Anies Sebut Ekonomi Jakarta Cepat Pulih, Pengamat: Belum Tentu
TEMPO.CO | 07/08/2020 18:35
Ilustrasi keluarga belanja di supermarket kawasan Rawasari, Cempaka Putih, Jakarta Pusat, Jumat, 20 Maret 2020. CANTIKA.COM/Silvy Riana Putri
Ilustrasi keluarga belanja di supermarket kawasan Rawasari, Cempaka Putih, Jakarta Pusat, Jumat, 20 Maret 2020. CANTIKA.COM/Silvy Riana Putri

TEMPO.CO, Jakarta - Ekonom dari Institute for Development of Economics (Indef) Bhima Yudistira memperkirakan ekonomi Jakarta, belum tentu bakal cepat pulih.

Alasannya, perekonomian di Ibu Kota, yang menjadi pusat keuangan dan bisnis negara ini bakal berpengaruh dengan kondisi global yang telah diambang resesi.

"Ekonomi Jakarta cepat pulih belum tentu juga. Yang bagus sekarang justru Indonesia bagian timur," kata Bhima saat dihubungi, Jumat, 7 Agustus 2020.

Gubernur DKI Jakarta Anies Baswedan mengatakan perekonomian Ibu Kota bakal turun lebih tinggi ketimbang nasional pada kuartal II tahun ini. Berdasarkan kajian Badan Pusat Statistik, perekonomian Indonesia di kuartal II ini turun 5,32% dibanding tahun lalu, sedangkan Jakarta turun 8,22%, lebih dalam.

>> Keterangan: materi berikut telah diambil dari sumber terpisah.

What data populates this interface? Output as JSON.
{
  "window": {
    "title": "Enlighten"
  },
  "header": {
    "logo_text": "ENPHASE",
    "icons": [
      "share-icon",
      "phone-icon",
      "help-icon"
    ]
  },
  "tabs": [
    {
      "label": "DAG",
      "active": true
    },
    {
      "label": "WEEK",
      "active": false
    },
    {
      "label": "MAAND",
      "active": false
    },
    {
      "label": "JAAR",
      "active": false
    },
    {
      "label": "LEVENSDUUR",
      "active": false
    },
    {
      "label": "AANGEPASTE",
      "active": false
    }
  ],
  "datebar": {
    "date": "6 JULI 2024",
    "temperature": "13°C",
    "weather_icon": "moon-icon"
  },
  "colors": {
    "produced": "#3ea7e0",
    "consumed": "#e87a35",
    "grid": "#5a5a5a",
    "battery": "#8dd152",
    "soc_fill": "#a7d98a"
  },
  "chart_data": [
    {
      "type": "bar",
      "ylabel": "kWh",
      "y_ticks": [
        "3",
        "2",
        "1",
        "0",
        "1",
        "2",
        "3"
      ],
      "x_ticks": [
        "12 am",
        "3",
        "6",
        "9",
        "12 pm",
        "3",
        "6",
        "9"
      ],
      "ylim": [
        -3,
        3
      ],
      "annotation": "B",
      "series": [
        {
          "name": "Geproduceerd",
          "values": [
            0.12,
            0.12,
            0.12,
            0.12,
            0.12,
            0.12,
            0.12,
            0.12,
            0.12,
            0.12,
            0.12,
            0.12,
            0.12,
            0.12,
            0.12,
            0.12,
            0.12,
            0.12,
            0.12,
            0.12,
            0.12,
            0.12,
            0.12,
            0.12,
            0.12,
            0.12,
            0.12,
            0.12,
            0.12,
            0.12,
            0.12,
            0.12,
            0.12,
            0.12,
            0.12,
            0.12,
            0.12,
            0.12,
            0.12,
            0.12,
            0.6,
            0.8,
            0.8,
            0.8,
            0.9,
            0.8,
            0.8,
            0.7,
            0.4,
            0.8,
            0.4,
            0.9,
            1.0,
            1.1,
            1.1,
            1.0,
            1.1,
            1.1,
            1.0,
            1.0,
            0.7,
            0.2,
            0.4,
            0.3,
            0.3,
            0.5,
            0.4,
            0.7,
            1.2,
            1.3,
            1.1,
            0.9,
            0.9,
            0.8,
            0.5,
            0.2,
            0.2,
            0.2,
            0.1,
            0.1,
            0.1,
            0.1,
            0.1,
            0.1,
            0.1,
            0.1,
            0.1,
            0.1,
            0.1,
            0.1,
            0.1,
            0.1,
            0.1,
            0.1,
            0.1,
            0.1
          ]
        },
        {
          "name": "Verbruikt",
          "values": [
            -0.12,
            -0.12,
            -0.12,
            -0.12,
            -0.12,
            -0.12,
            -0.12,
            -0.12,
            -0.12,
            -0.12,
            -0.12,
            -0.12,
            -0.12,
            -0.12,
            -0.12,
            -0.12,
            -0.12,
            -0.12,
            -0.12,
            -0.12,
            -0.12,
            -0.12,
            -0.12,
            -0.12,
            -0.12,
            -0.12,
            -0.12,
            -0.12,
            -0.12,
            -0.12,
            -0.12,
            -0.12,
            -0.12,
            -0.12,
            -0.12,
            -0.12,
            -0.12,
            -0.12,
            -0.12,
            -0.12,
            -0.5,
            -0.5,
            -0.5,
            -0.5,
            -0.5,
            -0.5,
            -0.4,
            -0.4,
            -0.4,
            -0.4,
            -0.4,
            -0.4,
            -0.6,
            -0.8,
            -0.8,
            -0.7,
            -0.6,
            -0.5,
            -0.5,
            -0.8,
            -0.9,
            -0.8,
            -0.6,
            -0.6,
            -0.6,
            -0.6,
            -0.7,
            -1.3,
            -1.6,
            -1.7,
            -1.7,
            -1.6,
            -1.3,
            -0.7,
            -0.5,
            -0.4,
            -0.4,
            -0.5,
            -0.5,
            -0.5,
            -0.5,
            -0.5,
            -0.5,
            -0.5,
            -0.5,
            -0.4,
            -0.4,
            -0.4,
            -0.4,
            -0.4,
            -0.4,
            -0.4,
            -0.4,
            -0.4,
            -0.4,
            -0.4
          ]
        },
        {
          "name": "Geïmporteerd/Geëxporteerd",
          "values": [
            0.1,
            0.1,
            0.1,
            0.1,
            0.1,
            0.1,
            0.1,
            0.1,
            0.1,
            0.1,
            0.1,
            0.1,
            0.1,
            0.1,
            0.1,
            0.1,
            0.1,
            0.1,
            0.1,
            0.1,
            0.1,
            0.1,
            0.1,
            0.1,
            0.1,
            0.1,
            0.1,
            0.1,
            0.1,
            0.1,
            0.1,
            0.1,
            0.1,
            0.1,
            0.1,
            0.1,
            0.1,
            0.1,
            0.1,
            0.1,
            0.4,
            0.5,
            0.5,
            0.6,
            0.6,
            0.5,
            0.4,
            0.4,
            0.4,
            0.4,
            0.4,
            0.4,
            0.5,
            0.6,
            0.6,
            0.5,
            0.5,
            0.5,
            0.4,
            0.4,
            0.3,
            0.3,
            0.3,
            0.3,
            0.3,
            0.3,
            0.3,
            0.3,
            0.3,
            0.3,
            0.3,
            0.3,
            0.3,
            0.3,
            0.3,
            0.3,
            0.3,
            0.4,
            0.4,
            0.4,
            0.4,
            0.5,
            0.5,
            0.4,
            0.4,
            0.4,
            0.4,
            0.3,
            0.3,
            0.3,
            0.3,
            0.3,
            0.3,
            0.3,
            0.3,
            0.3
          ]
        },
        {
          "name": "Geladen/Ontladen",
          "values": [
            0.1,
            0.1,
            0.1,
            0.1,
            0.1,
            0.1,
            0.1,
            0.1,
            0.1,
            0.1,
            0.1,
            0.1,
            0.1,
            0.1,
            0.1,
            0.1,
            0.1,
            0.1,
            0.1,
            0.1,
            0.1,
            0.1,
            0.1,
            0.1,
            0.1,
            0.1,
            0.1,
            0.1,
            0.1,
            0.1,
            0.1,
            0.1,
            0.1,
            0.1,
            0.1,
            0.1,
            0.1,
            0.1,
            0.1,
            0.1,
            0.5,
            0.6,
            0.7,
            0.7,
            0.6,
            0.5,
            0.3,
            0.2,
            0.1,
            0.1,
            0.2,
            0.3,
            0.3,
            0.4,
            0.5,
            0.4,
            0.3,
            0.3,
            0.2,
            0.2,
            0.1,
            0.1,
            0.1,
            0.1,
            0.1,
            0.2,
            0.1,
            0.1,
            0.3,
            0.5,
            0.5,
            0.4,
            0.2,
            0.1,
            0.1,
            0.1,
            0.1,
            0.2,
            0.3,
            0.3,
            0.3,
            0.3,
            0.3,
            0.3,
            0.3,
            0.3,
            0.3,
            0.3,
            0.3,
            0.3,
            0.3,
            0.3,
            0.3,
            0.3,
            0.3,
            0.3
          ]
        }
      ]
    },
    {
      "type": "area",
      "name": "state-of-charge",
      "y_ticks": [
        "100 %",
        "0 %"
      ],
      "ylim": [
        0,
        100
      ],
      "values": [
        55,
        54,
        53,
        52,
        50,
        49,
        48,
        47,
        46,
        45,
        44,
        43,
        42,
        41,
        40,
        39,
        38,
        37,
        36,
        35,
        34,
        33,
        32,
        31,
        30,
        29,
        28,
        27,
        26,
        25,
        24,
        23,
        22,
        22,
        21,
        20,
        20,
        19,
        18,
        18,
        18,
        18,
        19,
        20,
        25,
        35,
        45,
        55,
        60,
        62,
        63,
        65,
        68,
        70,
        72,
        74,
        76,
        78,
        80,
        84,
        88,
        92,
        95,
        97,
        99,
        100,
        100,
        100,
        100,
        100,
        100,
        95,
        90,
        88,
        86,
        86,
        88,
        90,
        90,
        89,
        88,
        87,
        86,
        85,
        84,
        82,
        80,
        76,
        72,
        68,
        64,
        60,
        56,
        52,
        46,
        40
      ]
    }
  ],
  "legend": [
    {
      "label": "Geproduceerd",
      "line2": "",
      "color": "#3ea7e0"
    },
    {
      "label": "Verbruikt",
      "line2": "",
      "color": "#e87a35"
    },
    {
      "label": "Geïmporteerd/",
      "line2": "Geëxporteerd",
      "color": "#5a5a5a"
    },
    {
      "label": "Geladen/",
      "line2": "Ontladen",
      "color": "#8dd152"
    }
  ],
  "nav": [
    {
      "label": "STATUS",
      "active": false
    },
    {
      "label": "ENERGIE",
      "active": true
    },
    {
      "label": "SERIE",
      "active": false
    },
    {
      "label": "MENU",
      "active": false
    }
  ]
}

"Sejak awal memang diperkirakan ekonomi Jakarta akan turun lebih dalam daripada nasional di saat krisis," kata Anies dalam unggahan di akun Instagramnya @aniesbaswedan, Rabu, 5 Agustus 2020. "Namun juga diperkirakan bahwa saat wabah terkendali maka ekonomi Jakarta termasuk yang akan rebound paling cepat, insyaAllah."

Menurut Bhima, sebagai Ibu Kota, perekonomian DKI mempunyai sensitivitas yang lebih besar ketimbang wilayah lain. Jadi, perekonomian DKI belum tentu bakal cepat pulih dibandingkan wilayah lain.

Pemulihan ekonomi DKI, kata dia, bakal menunggu pemulihan ekonomi global. Ia memperkirakan ekonomi global membutuhkan waktu yang cukup lama untuk pulih kembali.

"Belum tahu kapan (ekonomi global pulih), tapi yang jelas perlu respon cepat antara pemerintah daerah menyeimbangkan ekonomi dengan kesehatan. Dua-duanya harus paralel."

Sejauh ini, ekonomi provinsi di bagian timur lebih baik karena faktor interkonektivitas dengan ekonomi global maupun nasional tidak terlalu besar. Apa yang terjadi di Jakarta belum tentu transmisinya cepat ke wilayah Indonesia timur. Saat ini dua wilayah di Indonesia bagian timur, yakni Maluku dan Papua masih tumbuh positif 2.36 persen pada kuartal II.

"Basis Indonesia Timur juga di pertanian dan perikanan. Ini sejalan dengan pertumbuhan sektor pertanian di kuartal yang sama positif 2.19 persen."